So yeah, since it rained so much in Kumamoto (熊本) I just ended up eating food.
1. Mustard lotus root – karashi renkon (からし蓮根)
So lotus root isn’t really a thing in the UK right? It basically has the consistency of something between carrot and potato, and is characterised by the weird holes in it, here, I’ll ‘borrow’ an image from the internet
Karashi Renkon (literally “mustard lotus root”), is lotus root but stuffed with a mix of miso and mustard, and then coated in a light batter and fried, and boy is it delicious. One of Kumamoto prefecture’s signature foods (or “meibutsu” – 名物)
2. Horse meat croquette (桜肉クロケット)
Yup, apparently Kumamoto prefecture is also known for horse meat – usually eaten as sashimi, but also in croquette form – albeit mixed in with potato (which is most of what you can see in the picture). It tasted just like a shepherd’s pie croquette…so yay?
3. Purple sweet potato + anko paste dumpling – ikinari dango (いきなり団子)
Another Kumamoto speciality and oh my god this was delicious. So it’s a purple sweet potato with sweet anko paste around it, and then steamed in a dumpling. It’s incredibly sweet (as you might imagine), the dumpling helps mollify that to an extent – really had to resist the temptation to buy a few more.
So that’s it for the Kumamoto meibutsu, next up just a couple of ordinary things
4. Katsu sauce bites (濃厚ひとくちソースカツ)
So when it comes to drinking, Japan really has their shit together. When you go to any store (convenience store, supermarket), they have a section just for drinking snacks. I think in the UK it’s usually some packs of pork scratchings loosely affiliated with the beer section, but here it’s just like “You’re not going to fool us that these snacks are for later, you’re buying them to eat with this beer/sake/shochu you’re also buying, so lets just group these together so you don’t have to search for them”.

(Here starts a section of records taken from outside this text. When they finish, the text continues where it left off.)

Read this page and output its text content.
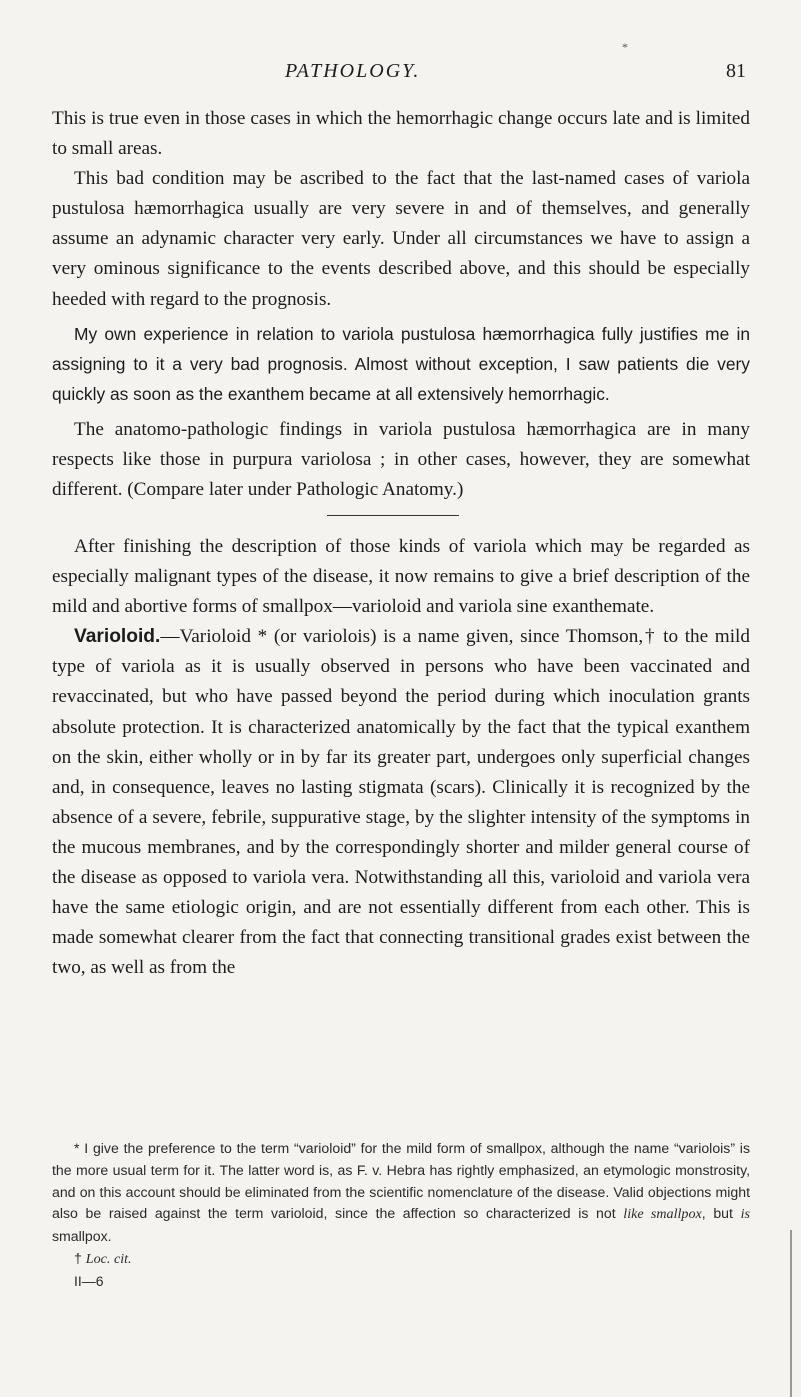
PATHOLOGY.	81
*

This is true even in those cases in which the hemorrhagic change occurs late and is limited to small areas.

This bad condition may be ascribed to the fact that the last-named cases of variola pustulosa hæmorrhagica usually are very severe in and of themselves, and generally assume an adynamic character very early. Under all circumstances we have to assign a very ominous significance to the events described above, and this should be especially heeded with regard to the prognosis.

My own experience in relation to variola pustulosa hæmorrhagica fully justifies me in assigning to it a very bad prognosis. Almost without exception, I saw patients die very quickly as soon as the exanthem became at all extensively hemorrhagic.

The anatomo-pathologic findings in variola pustulosa hæmorrhagica are in many respects like those in purpura variolosa ; in other cases, however, they are somewhat different. (Compare later under Pathologic Anatomy.)

After finishing the description of those kinds of variola which may be regarded as especially malignant types of the disease, it now remains to give a brief description of the mild and abortive forms of smallpox—varioloid and variola sine exanthemate.

Varioloid.—Varioloid * (or variolois) is a name given, since Thomson,† to the mild type of variola as it is usually observed in persons who have been vaccinated and revaccinated, but who have passed beyond the period during which inoculation grants absolute protection. It is characterized anatomically by the fact that the typical exanthem on the skin, either wholly or in by far its greater part, undergoes only superficial changes and, in consequence, leaves no lasting stigmata (scars). Clinically it is recognized by the absence of a severe, febrile, suppurative stage, by the slighter intensity of the symptoms in the mucous membranes, and by the correspondingly shorter and milder general course of the disease as opposed to variola vera. Notwithstanding all this, varioloid and variola vera have the same etiologic origin, and are not essentially different from each other. This is made somewhat clearer from the fact that connecting transitional grades exist between the two, as well as from the

* I give the preference to the term “varioloid” for the mild form of smallpox, although the name “variolois” is the more usual term for it. The latter word is, as F. v. Hebra has rightly emphasized, an etymologic monstrosity, and on this account should be eliminated from the scientific nomenclature of the disease. Valid objections might also be raised against the term varioloid, since the affection so characterized is not like smallpox, but is smallpox.

† Loc. cit.

II—6
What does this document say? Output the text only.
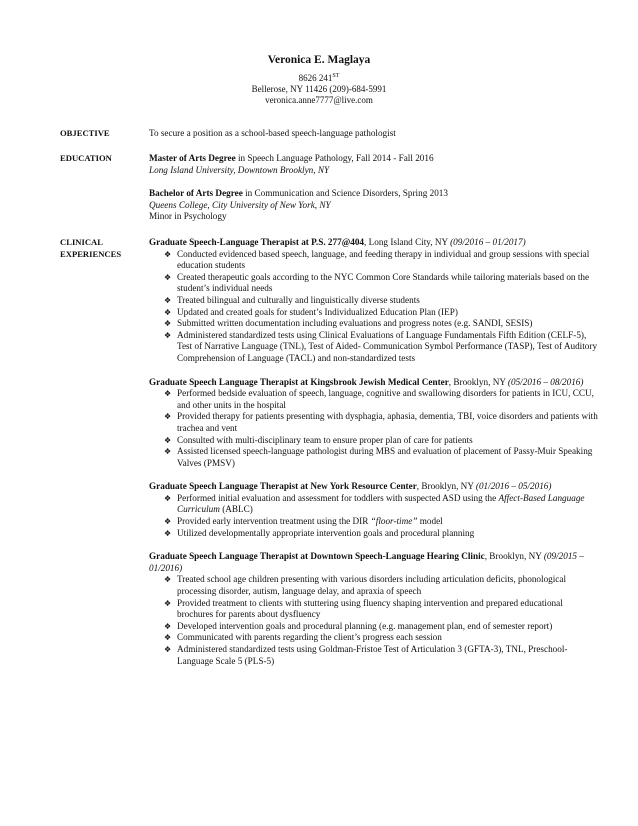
Veronica E. Maglaya
8626 241ST
Bellerose, NY 11426 (209)-684-5991
veronica.anne7777@live.com
OBJECTIVE	To secure a position as a school-based speech-language pathologist
EDUCATION	Master of Arts Degree in Speech Language Pathology, Fall 2014 - Fall 2016

Long Island University, Downtown Brooklyn, NY

Bachelor of Arts Degree in Communication and Science Disorders, Spring 2013

Queens College, City University of New York, NY

Minor in Psychology

CLINICAL
EXPERIENCES

Graduate Speech-Language Therapist at P.S. 277@404, Long Island City, NY (09/2016 – 01/2017)

❖ Conducted evidenced based speech, language, and feeding therapy in individual and group sessions with special education students
❖ Created therapeutic goals according to the NYC Common Core Standards while tailoring materials based on the student’s individual needs
❖ Treated bilingual and culturally and linguistically diverse students
❖ Updated and created goals for student’s Individualized Education Plan (IEP)
❖ Submitted written documentation including evaluations and progress notes (e.g. SANDI, SESIS)
❖ Administered standardized tests using Clinical Evaluations of Language Fundamentals Fifth Edition (CELF-5), Test of Narrative Language (TNL), Test of Aided- Communication Symbol Performance (TASP), Test of Auditory Comprehension of Language (TACL) and non-standardized tests

Graduate Speech Language Therapist at Kingsbrook Jewish Medical Center, Brooklyn, NY (05/2016 – 08/2016)

❖ Performed bedside evaluation of speech, language, cognitive and swallowing disorders for patients in ICU, CCU, and other units in the hospital
❖ Provided therapy for patients presenting with dysphagia, aphasia, dementia, TBI, voice disorders and patients with trachea and vent
❖ Consulted with multi-disciplinary team to ensure proper plan of care for patients
❖ Assisted licensed speech-language pathologist during MBS and evaluation of placement of Passy-Muir Speaking Valves (PMSV)

Graduate Speech Language Therapist at New York Resource Center, Brooklyn, NY (01/2016 – 05/2016)

❖ Performed initial evaluation and assessment for toddlers with suspected ASD using the Affect-Based Language Curriculum (ABLC)
❖ Provided early intervention treatment using the DIR “floor-time” model
❖ Utilized developmentally appropriate intervention goals and procedural planning

Graduate Speech Language Therapist at Downtown Speech-Language Hearing Clinic, Brooklyn, NY (09/2015 – 01/2016)

❖ Treated school age children presenting with various disorders including articulation deficits, phonological processing disorder, autism, language delay, and apraxia of speech
❖ Provided treatment to clients with stuttering using fluency shaping intervention and prepared educational brochures for parents about dysfluency
❖ Developed intervention goals and procedural planning (e.g. management plan, end of semester report)
❖ Communicated with parents regarding the client’s progress each session
❖ Administered standardized tests using Goldman-Fristoe Test of Articulation 3 (GFTA-3), TNL, Preschool-Language Scale 5 (PLS-5)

*ahem* anyway, that aside, katsu sauce bites are just little crisp-like things that take the best apart about katsu (the coating + the sauce), and wrap it around some generic surumi (seafood stick stuff) meat.
5. Matcha latte (抹茶ラテ)
So nothing particular special – I think you can get these quite easily in the UK? But damn delicious, and extremely sweet (matcha is normally quite bitter, so they toss in a bunch of sugar syrup to even it out – I think they went a bit too far on this one).